Boxing nutrition, by the data
What should a boxer eat?
We scored 2,591 foods for boxers. Scroll down, and the same map answers a different question each time.
2,591 foods
Every food, on one map
Every food a boxer might eat, laid out so foods made of similar stuff sit together: lean protein to the right, starchy carbs to the left, fats and oils up top, fruit and sweet things below. Scroll, and watch the map re-colour and zoom as the goal changes.
There are no axes here - a food's exact position has no fixed meaning. What matters is which foods sit close together.
Protein
Where the protein lives
Colour every food by how much of its energy is protein and one corner glows red: lean fish, white meat, egg, low-fat dairy. That is where you shop when every calorie has to earn its place.
Protein champions
The purest protein per calorie
Zoom right in and the leaders are eggs, haddock, flying fish and crab. Nearly all of their calories come from protein, which is why they anchor a making-weight plate.
- Eggs100% protein
- Haddock97% protein
- Flying fish97% protein
- Crab97% protein
- Cod96% protein
Making weight
Fight week: full on fewer calories
Protein keeps muscle - but fight week adds a second demand: feeling full on almost no calories. Score every food on both at once and a different set glows green, right across the same map: the lean, watery ones like white fish, egg white and leafy veg. They keep hunger down while the scale comes down.
Fight fuel
Weight made? Switch to carbs
Once the weight is made the enemy is an empty tank, and the fix is carbohydrate. Porridge oats, rice, pasta and bagels and other grains are the quick fuel you load in the days before a bout and on the day itself.
- Porridge oats69% carbs
- Rice90% carbs
- Pasta85% carbs
- Bagels80% carbs
- Bananas94% carbs
The trade-off
No food wins everything
Plot protein against fullness and the catch appears. The two things a boxer wants most rarely live in the same food: most sit at one extreme, and the corner that has both is nearly bare.
Closest to perfect
The five that come closest
That rare corner with both is not quite empty. The five that get closest: seaweed, prawns, shrimps, liver and eggs - high protein, filling, and dense in nutrients. No food is perfect, but these come near.
- SeaweedSuper 100
- PrawnsSuper 89
- ShrimpsSuper 81
- LiverSuper 74
- EggsSuper 73
Best value
Best value: cheap and lean
Cheap protein is easy to find - but the very cheapest, peanuts, hides 600 calories in 100 g. For a boxer the sweet spot is protein that is cheap AND lean: the bigger the dot here, the cheaper the protein. Dried pulses, chicken, tuna and turkey give the most for the least, while salmon and steak (the small dots) cost several times more.
- Lentils£1.16
- Chicken£3.48
- Tuna£3.67
- Turkey£3.94
- Salmon£9.52
- Beef£8.83
The cost of a calorie
Protein costs; carbs are cheap fuel
Size every priced food by what its calories cost. Carb staples - the big bubbles left and centre - are the cheapest energy there is, while most protein on the right is small: far dearer per calorie. The cheap exceptions: pulses, peanuts and eggs.
Your move
Now explore it yourself
That is the whole idea: one honest set of numbers, re-sorted for whatever the week demands.

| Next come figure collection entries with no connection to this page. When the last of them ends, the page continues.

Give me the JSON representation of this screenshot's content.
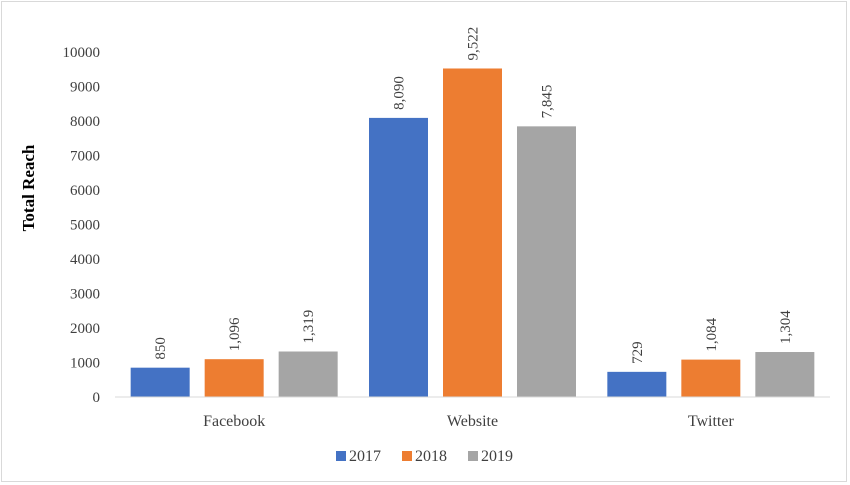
{
  "chart_data": {
    "type": "bar",
    "categories": [
      "Facebook",
      "Website",
      "Twitter"
    ],
    "series": [
      {
        "name": "2017",
        "color": "#4472C4",
        "values": [
          850,
          8090,
          729
        ],
        "labels": [
          "850",
          "8,090",
          "729"
        ]
      },
      {
        "name": "2018",
        "color": "#ED7D31",
        "values": [
          1096,
          9522,
          1084
        ],
        "labels": [
          "1,096",
          "9,522",
          "1,084"
        ]
      },
      {
        "name": "2019",
        "color": "#A5A5A5",
        "values": [
          1319,
          7845,
          1304
        ],
        "labels": [
          "1,319",
          "7,845",
          "1,304"
        ]
      }
    ],
    "ylabel": "Total Reach",
    "xlabel": "",
    "ylim": [
      0,
      10000
    ],
    "yticks": [
      0,
      1000,
      2000,
      3000,
      4000,
      5000,
      6000,
      7000,
      8000,
      9000,
      10000
    ],
    "grid": false,
    "legend": "bottom-center",
    "data_label_orientation": "vertical"
  }
}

Now it is your turn - pick a goal and rank all 2,591 foods, search the live map for any food and its closest swaps, or see the cheapest protein on the board.
What does a calorie cost?
The price of every food we could price
The story sized a handful of foods by cost. Here is the whole priced board: every UK food with a real published average price, laid out by what it costs and grouped by food type. Switch between the cost of energy and the cost of protein.

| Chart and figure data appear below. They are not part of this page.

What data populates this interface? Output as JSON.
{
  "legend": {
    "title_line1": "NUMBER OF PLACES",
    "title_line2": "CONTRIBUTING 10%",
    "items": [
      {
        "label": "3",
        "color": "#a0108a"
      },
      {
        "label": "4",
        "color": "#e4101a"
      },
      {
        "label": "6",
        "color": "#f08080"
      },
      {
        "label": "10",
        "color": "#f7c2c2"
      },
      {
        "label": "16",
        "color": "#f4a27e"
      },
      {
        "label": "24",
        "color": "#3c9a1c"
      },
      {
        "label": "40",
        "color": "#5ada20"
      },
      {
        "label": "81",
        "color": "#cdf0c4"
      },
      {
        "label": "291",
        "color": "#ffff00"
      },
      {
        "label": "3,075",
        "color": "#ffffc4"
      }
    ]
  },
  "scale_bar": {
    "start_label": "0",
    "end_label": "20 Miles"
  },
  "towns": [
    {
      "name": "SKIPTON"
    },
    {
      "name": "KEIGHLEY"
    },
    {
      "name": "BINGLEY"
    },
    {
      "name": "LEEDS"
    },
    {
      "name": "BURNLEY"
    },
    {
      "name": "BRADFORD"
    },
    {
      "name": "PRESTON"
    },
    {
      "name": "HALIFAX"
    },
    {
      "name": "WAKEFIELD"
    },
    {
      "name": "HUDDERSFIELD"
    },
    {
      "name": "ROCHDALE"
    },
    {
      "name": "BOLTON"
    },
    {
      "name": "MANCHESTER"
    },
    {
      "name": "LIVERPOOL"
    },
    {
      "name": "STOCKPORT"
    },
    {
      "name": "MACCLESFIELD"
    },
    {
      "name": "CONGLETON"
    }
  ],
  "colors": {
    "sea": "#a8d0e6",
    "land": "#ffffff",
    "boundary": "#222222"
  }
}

Every priced food by what its calories cost. Refined carbs, fats and sugar are the cheapest fuel; lean protein and watery veg & fruit cost most per calorie.

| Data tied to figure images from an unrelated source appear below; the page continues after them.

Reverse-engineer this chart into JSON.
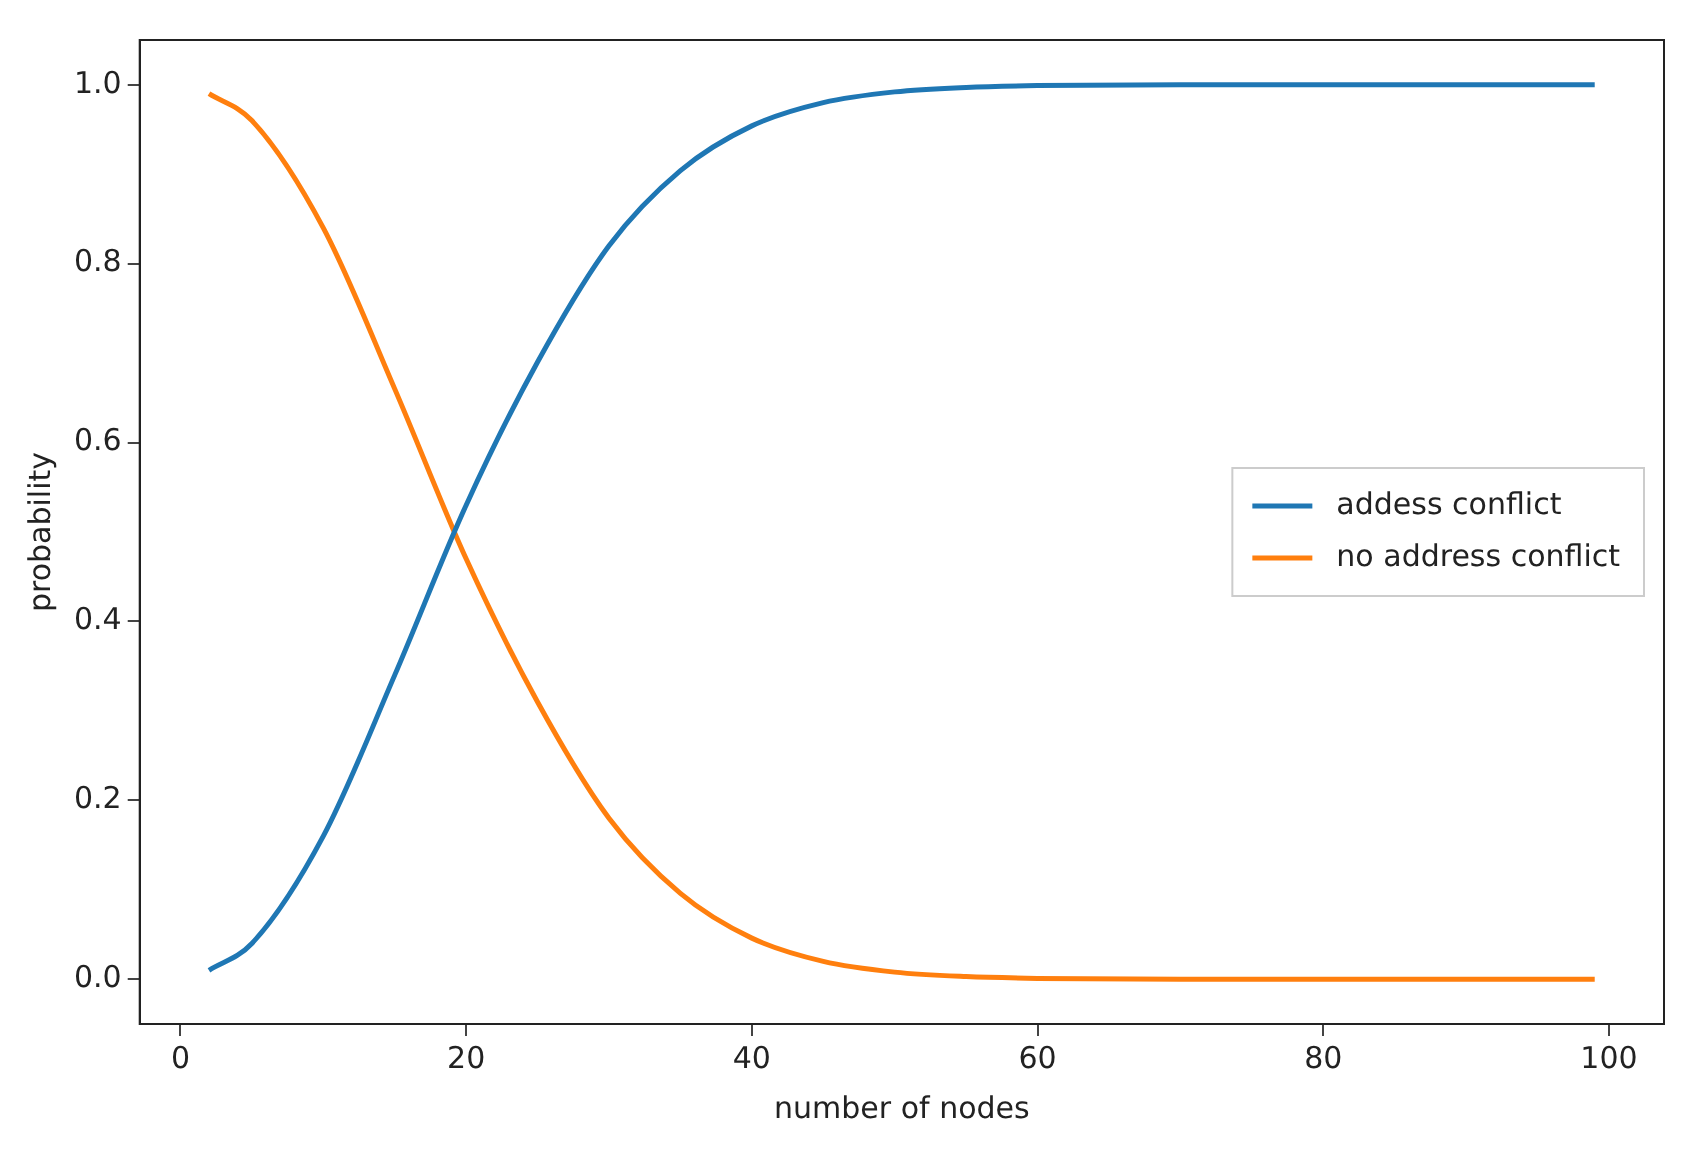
{
  "chart_data": {
    "type": "line",
    "xlabel": "number of nodes",
    "ylabel": "probability",
    "x": [
      2,
      5,
      10,
      15,
      20,
      25,
      30,
      35,
      40,
      45,
      50,
      55,
      60,
      70,
      80,
      99
    ],
    "series": [
      {
        "name": "addess conflict",
        "color": "#1f77b4",
        "values": [
          0.01,
          0.04,
          0.16,
          0.34,
          0.53,
          0.69,
          0.82,
          0.904,
          0.954,
          0.98,
          0.992,
          0.997,
          0.999,
          1.0,
          1.0,
          1.0
        ]
      },
      {
        "name": "no address conflict",
        "color": "#ff7f0e",
        "values": [
          0.99,
          0.96,
          0.84,
          0.66,
          0.47,
          0.31,
          0.18,
          0.096,
          0.046,
          0.02,
          0.008,
          0.003,
          0.001,
          0.0,
          0.0,
          0.0
        ]
      }
    ],
    "xlim": [
      -2.85,
      103.85
    ],
    "ylim": [
      -0.05,
      1.05
    ],
    "xticks": [
      0,
      20,
      40,
      60,
      80,
      100
    ],
    "yticks": [
      {
        "value": 0,
        "label": "0.0"
      },
      {
        "value": 0.2,
        "label": "0.2"
      },
      {
        "value": 0.4,
        "label": "0.4"
      },
      {
        "value": 0.6,
        "label": "0.6"
      },
      {
        "value": 0.8,
        "label": "0.8"
      },
      {
        "value": 1,
        "label": "1.0"
      }
    ],
    "legend": "right",
    "grid": false,
    "marker": "none",
    "line_style": "solid"
  }
}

Bigger dot = more protein per 100 g. Prices: 70 foods, ONS average shop prices to Jan 2025 (Open Government Licence); energy & protein from UK Government CoFID 2021. Hover any dot for the numbers.
Built from 2,591 edible foods in the UK Government CoFID 2021 dataset. General information for boxers, not medical or dietary advice. For a plan tailored to you, speak to a registered dietitian or your GP.